50. The Home Stretch

Can I be honest? Fifty puns in and I’m starting to question my life choices. Not the pun blog, that’s the one thing I’m sure about. Just, like, everything else.

51.

Gallows humor is the hang-out spot for people who process trauma through comedy.

52.

“Hey, want to hear a joke about construction?”
“Sure.”
“I’m still working on it.”
“That’s not a humor pun.”
“No, but the build-up is the best part.”

53. Bad and I Know It

What do you call someone who’s addicted to making puns? A pun-dit.

Yeah. I know.

54.

My sense of humor is like a boomerang, it always comes back, and occasionally it hits me in the face.

55.

Why do jokes hate elevators?
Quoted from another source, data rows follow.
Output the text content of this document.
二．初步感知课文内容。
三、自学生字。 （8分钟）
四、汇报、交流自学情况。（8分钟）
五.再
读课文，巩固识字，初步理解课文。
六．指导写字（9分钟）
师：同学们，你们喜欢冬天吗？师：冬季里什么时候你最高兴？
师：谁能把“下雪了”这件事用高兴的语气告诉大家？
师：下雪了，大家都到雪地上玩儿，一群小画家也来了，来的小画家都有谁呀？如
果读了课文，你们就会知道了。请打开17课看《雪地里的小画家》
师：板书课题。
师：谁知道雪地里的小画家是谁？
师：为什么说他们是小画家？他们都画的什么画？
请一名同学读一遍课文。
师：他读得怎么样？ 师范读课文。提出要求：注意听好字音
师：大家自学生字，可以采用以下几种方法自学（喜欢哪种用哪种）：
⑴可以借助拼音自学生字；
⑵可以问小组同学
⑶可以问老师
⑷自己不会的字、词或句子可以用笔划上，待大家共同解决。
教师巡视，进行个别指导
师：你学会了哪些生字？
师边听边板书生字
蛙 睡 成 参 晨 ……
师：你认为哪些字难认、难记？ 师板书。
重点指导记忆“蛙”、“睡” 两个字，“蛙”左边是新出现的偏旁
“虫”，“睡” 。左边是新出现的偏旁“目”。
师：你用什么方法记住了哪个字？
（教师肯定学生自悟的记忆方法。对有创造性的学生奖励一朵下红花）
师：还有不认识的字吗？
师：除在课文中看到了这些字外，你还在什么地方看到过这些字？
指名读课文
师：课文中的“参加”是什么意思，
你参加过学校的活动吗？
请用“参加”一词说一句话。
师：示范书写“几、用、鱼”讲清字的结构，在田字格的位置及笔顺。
Because they prefer to escalate things naturally.

56. Cluster Finish

  • Wit happens.
  • Comedy is tragedy plus time. (My college improv career was tragedy minus talent.)
  • A pun is the lowest form of humor, unless you thought of it first, in which case it’s genius.

57.

I tried writing anti-humor but it was too funny. Which made it anti-anti-humor. Which made it just humor again. Recursion is exhausting.

58. One More Favorite

You know what’s underrated? The callback. You set something up at the beginning, you let it sit, you let the audience forget, and then BAM, you bring it back twenty minutes later and it hits twice as hard. Kinda like how my therapist still hasn’t laughed. (See #4.) That’s a callback. And a cry for help. Both can be true.

59.

What’s the difference between a good joke and a great pun? About three seconds of silence followed by a groan that sounds like it came from the bottom of someone’s soul.

60. The Last One

I’d end with something profound about humor being the thread that connects us all, but idk, I think the real punchline is that you read all sixty of these. Willingly.

You’re the real joke here. And I mean that with love.